I wish I could claim that the first time I saw a bottle of Ojen it caught my eye and I was spellbound – I had to buy it that very day and taste it that very night … but had that happened I wouldn’t be writing this, so you know it’s not true.

A glass of disappearing history

Ojen sat on the top shelf at the Uptown store right next to the Herbsaint, Pernod, and all the other absinthe substitutes. I hardly noticed it, because I didn’t have to restock it very often (if at all). It did get my attention somewhat because of its interesting bottle shape but in an aisle of interesting bottle shapes it didn’t stand out that much. During the only Mardi Gras I worked as a stockguy it got pushed to the front of the store as a floor stack or maybe just a front door display. I asked about it and was told, “Some of the guys in one of the parade krewes use it in their drinks” or something to that effect. I learned that it was an anise liqueur not because it was sitting beside the other absinthe substitutes but instead from the day that a customer dropped (and broke) a bottle at the front of the store and almost instantly the entire place was flooded with the intense rich smell of licorice. The mop continued to smell of licorice for days afterward.

After moving to the inventory department I heard the story about how the distillery in Spain that had produced Ojen had shut down years ago, but right before they closed up shop we asked for one last run. Therefore sitting in our warehouse was the last of it, all the Ojen that was or would ever be. That one last stack of cases seemed a bit sad.

I moved away from New Orleans.

Three years and two months later I came back to New Orleans.

In that time I’ve come to appreciate the city a bit more. I’ve also learned to enjoy the history of this crazy place, especially that of Mardi Gras. One of the things I’ve realized is that it wasn’t just “some krewe” that was buying Ojen for their parade cocktails, it was the Krewe of Rex, the big krewe that rolls on Mardi Gras day itself. Rex was founded in 1872, over forty years after the production of Ojen began. The cocktail had been popular in New Orleans at the turn of the century and perhaps longer, maybe even as long as this venerated krewe has been parading.
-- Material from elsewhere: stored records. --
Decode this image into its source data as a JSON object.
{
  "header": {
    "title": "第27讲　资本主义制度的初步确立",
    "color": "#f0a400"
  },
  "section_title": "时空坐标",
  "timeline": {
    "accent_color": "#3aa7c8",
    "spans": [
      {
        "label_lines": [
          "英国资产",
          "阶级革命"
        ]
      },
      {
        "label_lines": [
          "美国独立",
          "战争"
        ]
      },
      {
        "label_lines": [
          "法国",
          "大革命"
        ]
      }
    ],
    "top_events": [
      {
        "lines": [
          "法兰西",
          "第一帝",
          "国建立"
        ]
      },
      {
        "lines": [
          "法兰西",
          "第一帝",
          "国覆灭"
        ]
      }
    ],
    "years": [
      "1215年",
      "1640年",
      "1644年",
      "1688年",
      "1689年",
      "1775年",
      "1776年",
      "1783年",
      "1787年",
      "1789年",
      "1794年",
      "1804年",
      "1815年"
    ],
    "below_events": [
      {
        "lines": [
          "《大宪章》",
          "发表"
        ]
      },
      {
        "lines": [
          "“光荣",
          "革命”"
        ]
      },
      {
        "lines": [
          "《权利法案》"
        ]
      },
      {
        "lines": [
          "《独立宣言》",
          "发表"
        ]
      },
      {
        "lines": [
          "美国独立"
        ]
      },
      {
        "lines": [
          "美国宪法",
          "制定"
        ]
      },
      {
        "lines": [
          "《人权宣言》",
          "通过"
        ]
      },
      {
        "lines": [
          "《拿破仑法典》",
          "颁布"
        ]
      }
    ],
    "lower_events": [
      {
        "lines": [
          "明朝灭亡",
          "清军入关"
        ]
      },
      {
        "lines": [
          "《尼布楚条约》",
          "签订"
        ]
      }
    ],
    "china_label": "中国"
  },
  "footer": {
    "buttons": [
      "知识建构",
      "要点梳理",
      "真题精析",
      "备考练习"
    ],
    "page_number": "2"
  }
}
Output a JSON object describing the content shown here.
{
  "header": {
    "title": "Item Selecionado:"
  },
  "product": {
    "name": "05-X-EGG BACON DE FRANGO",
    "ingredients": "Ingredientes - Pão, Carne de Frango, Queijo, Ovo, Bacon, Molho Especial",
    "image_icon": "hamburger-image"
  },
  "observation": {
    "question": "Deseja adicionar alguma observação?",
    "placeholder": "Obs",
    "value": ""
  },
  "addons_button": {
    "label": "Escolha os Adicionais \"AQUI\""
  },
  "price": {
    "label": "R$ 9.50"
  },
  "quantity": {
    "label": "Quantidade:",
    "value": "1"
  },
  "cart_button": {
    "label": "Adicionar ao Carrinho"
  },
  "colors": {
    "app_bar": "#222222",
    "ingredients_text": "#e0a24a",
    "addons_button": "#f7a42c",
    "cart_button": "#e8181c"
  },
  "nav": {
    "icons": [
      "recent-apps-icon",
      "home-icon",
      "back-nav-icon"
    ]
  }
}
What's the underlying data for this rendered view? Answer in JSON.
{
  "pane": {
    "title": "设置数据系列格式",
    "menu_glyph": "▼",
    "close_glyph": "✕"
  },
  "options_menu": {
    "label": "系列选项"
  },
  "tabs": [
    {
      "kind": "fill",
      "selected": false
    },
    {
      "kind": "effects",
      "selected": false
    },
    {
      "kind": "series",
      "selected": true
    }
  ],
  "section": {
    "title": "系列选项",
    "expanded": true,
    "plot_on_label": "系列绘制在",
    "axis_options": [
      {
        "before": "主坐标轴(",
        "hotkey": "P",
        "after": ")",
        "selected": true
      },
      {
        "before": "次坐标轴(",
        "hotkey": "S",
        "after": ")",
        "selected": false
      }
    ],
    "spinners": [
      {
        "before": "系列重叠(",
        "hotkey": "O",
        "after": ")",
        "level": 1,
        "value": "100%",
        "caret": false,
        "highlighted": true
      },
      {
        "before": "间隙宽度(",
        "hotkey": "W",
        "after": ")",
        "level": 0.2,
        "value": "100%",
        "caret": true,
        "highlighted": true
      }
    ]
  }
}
Still it didn’t sink in what I was looking at. Sometimes you don’t realize you’re at the cusp of change until the corner has been turned.

The lightbulb moment for me happened last Saturday. Casey and I went to the Absinthe Museum to watch Jeff Hollinger talk about – and pour – absinthe cocktails (in case you haven’t heard, absinthe is legal again). He is the general manager of Absinthe Brasserie & Bar in San Francisco and had come to town more or less to do this appearance. While he was mixing and talking someone in the audience asked him, “What all are you going to do while you’re down here? Anything in particular you’re looking for?” and his reply was, “Well, I plan to eat at such-and-such restaurant, and also I hope to pick up a bottle of Ojen.”

That made me realize that this man, a man who is involved in all things absinthe and absinthe-related, didn’t even have his own bottle. I’m sure he’s had an Ojen frappĆ© at some point, I’m sure he’s tasted it at the very least, but this guy doesn’t have his own bottle – and hopes to find one. That realization solidified in my mind the idea that Ojen was not a nation-wide product. Hell, it’s not even regional. It is, as far as I know, only available in New Orleans itself. I talked to Jeff and told him where to pick up a bottle, and then Casey and I went on our way to go enjoy the rest of our day.

My mind was churning, though, processing all this information. I looked at the numbers and we have very few bottles left on the shelves, probably less than twenty-five. It made me realize that this cocktail has been a New Orleans institution for decades and now it’s on the verge of dying out because of unavailability. Past that it made me realize that I would be a fool not to buy a bottle for myself and enjoy it – but never hoard it, or dole it out in drips and drabs. Just occasionally have a glass of this Spanish “aguardiente anisado”, this tiny New Orleanian tradition, and if worse comes to worst in the upcoming years at least I’ll know I had my time enjoying it.

I would hate to have seen it mentioned in a book on the history of New Orleans or Mardi Gras and been saddened because I had missed my chance to own and consume a part of that Ojen history.